Sarah Coponat a également connu un bouleversement créatif depuis son arrivée sur Twitch en 2020. Cette pianiste de formation classique s’est d’abord lancée en jouant ses propres compositions et en répondant aux demandes de son public, comme font beaucoup de streamers : « Cela faisait un peu jukebox, explique-t-elle. On passait d’un style à l’autre sans trop de continuité, cela ne me convenait pas vraiment. »

La musicienne s’est ainsi décidée à ouvrir la porte à l’improvisation, afin de conserver une unité stylistique tout en se renouvelant : « Les lives m’ont permis d’apprendre à improviser. Avant, je composais dans ma chambre, ce n’était pas du tout un processus public. C’était difficile de le montrer au début, mais c’est ce qui est le plus naturel pour moi maintenant» Un choix payant pour cette créatrice qui compte désormais soixante mille followers sur Twitch, six albums et plusieurs dizaines de millions d’écoutes sur Spotify. Bien plus qu’un simple canal de diffusion, la plateforme se révèle être une vitrine pour les projets professionnels des artistes.

La diffusion de son processus créatif sur Twitch a poussé The Toxic Avenger à s’investir davantage dans ses expérimentations musicales : « Quand je suis seul, j’ai tendance à pianoter deux minutes et passer à autre chose. Là, je pousse la réflexion, car les gens posent des questions et je dois leur expliquer. Cela m’a aidé à ne pas abandonner une idée en cours de route, il faut avoir un résultat à la fin. »

Mais s’ils sont en relation quasi continue avec leur tchat, les créateurs n’en restent pas moins maîtres de leur contenu : « Quand je fais de la musique, l’interactivité est forcément limitée. Je suis aux manettes et je suis le seul à piloter, précise PV Nova. Je discute et je réagis, mais ce sont rarement les internautes qui donnent des idées. » Le compositeur a néanmoins développé une approche de son métier différente lorsqu’il est en direct : « Quand je suis tout seul, je vais passer par des phases bien moins divertissantes et être plus perfectionniste. Cela m’a appris à être plus efficace. »

Pour certains créateurs et créatrices, Twitch a été le vecteur d’un changement plus radical dans leur méthode, notamment quelques expérimentateurs qui tentent de faire « interagir le public avec la musique en tapant des mots-clés dans le tchat », affirme The Toxic Avenger. Les spectateurs peuvent ainsi avoir une influence sur la hauteur, la nuance ou encore le timbre de l’instrument selon l’instruction donnée et participer en direct à une œuvre. Néanmoins, cette méthode de composition collective reste peu explorée pour le moment.

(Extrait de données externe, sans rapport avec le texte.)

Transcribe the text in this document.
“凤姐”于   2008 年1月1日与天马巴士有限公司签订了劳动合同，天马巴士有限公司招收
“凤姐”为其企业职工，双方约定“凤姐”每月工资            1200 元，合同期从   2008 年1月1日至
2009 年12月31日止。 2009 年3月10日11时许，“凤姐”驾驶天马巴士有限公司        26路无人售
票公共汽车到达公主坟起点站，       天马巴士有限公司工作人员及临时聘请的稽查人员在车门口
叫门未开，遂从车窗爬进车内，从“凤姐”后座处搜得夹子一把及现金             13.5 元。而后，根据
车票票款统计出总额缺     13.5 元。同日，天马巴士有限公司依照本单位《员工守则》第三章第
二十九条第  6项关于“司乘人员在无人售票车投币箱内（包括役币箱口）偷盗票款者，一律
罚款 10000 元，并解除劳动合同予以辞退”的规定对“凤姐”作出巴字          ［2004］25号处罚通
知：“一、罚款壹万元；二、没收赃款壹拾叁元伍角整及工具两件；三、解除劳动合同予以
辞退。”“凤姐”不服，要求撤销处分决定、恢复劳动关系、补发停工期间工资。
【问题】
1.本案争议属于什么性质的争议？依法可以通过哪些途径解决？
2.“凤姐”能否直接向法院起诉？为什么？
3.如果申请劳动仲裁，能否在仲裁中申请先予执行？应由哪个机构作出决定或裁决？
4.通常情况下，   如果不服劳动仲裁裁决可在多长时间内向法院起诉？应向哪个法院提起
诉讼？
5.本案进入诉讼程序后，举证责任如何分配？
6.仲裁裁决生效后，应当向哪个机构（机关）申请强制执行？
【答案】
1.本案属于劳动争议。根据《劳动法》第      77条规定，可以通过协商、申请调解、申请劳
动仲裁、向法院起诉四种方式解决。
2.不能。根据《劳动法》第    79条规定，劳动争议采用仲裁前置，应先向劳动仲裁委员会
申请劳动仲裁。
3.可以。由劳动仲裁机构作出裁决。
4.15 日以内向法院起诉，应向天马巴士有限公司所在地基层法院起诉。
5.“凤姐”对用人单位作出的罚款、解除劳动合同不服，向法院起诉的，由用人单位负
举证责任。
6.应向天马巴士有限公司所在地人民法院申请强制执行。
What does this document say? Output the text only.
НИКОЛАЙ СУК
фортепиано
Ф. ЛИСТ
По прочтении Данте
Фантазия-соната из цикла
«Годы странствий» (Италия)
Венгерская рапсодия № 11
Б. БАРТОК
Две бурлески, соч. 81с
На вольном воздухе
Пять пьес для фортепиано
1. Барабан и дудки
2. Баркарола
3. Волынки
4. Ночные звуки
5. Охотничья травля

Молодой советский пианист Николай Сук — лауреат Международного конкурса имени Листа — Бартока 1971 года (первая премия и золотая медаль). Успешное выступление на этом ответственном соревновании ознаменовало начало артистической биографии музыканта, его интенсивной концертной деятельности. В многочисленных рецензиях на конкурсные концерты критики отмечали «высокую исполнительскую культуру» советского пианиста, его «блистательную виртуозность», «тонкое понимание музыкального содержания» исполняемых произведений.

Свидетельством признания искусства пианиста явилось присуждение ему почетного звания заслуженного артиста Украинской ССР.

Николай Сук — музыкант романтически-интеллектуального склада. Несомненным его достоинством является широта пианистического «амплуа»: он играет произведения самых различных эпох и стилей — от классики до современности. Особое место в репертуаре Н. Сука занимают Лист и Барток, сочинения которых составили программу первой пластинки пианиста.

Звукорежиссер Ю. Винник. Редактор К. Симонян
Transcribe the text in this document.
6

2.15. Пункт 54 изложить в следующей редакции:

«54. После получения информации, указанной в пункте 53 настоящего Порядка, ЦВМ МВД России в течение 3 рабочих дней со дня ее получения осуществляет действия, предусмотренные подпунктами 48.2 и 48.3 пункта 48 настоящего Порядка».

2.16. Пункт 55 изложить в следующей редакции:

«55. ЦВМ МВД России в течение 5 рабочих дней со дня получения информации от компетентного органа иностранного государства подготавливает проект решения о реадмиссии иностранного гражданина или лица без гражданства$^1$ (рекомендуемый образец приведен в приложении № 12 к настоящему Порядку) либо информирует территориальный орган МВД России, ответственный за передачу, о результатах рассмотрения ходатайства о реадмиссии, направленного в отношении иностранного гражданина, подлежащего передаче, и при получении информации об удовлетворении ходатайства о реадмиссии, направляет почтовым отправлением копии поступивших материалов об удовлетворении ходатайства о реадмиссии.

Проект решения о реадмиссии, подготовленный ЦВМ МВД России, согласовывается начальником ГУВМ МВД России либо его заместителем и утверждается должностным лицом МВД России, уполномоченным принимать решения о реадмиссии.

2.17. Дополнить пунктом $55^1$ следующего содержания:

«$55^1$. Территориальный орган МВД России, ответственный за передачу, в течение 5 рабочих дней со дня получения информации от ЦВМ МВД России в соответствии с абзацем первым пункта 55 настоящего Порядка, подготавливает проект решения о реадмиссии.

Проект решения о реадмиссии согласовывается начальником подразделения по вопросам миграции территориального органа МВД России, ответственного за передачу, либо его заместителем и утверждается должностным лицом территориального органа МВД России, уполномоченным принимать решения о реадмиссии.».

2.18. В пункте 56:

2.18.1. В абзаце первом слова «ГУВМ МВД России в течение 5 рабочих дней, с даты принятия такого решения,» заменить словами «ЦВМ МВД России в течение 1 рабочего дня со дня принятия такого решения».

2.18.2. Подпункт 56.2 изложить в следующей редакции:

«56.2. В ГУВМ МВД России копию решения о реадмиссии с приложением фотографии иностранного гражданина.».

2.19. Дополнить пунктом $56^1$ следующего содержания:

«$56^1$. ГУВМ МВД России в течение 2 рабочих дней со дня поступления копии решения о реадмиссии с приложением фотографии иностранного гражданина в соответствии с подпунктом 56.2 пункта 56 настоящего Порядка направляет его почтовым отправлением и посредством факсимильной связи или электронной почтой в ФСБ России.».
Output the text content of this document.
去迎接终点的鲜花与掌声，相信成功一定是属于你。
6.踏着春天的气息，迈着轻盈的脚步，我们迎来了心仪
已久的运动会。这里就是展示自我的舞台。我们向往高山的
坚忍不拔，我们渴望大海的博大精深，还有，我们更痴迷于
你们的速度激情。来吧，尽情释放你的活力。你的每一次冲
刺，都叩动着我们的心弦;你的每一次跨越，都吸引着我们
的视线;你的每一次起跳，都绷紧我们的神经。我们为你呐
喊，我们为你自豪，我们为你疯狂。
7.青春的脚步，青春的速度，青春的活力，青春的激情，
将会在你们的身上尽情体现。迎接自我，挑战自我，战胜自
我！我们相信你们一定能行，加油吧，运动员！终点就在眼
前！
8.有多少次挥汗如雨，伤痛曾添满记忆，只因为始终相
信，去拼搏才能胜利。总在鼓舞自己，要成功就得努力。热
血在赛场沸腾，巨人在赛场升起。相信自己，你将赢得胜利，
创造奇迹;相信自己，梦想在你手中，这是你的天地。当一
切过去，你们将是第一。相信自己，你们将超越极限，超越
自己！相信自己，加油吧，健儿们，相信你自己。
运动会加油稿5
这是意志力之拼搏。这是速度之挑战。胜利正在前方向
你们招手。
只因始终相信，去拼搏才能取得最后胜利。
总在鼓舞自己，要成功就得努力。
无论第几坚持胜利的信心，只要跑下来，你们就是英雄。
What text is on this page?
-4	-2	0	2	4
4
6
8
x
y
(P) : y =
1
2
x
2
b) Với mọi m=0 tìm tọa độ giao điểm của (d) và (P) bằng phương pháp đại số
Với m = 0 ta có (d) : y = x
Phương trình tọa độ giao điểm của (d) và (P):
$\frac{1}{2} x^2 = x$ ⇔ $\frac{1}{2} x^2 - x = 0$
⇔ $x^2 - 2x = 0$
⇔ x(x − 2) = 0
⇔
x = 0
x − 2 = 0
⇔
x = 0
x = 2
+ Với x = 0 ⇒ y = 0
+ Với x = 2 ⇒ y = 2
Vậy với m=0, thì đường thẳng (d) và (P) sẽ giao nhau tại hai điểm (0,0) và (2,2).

Peu d’argent, mais des rencontres

Pour gagner en popularité sur Twitch, la règle d’or est la régularité. Mais si les utilisateurs peuvent soutenir leurs créateurs favoris grâce à un système d’abonnement payant, il reste difficile pour la plupart des artistes de subvenir à leurs besoins avec la seule aide du public. Avec six heures de diffusion par semaine, ce sont seulement deux cents euros qui tombent chaque mois dans les caisses de la société de PV Nova.

L’artiste a néanmoins reçu plusieurs commandes à la suite de ses lives : « Cela reste une vitrine qui peut apporter des appels à la composition. Par exemple, des créateurs de jeux vidéo ou de courts métrages ont vu que je pouvais faire de la musique à l’image. »

La plateforme est aussi l’occasion de rencontres artistiques entre streamers, voire avec le public. Des rencontres que Carl Catron, alias SaxDragon, a favorisées en créant un réseau de partage de communauté entre créateurs, The Cultural Exchange Raid Train.

Le principe est simple : à la fin du live d’un musicien, celui-ci renvoie son public vers un autre membre du réseau. « Cela permet de soutenir davantage les musiciens du monde entier qui ont un talent incroyable, mais qui ne reçoivent pas le soutien qu’ils devraient en raison de leur localisation », explique SaxDragon. En un peu plus d’un an, ce sont plus de trois cent cinquante artistes venant de cinquante-cinq pays qui ont rejoint la communauté.

Une initiative qui fait croître les audiences et favorise les rencontres entre musiciens géographiquement proches. Carl Catron, qui réside au nord de l’Italie, a d’ores et déjà prévu de se rendre à Sanary-sur-Mer (Var) cet été, afin de jouer avec Sarah Coponat.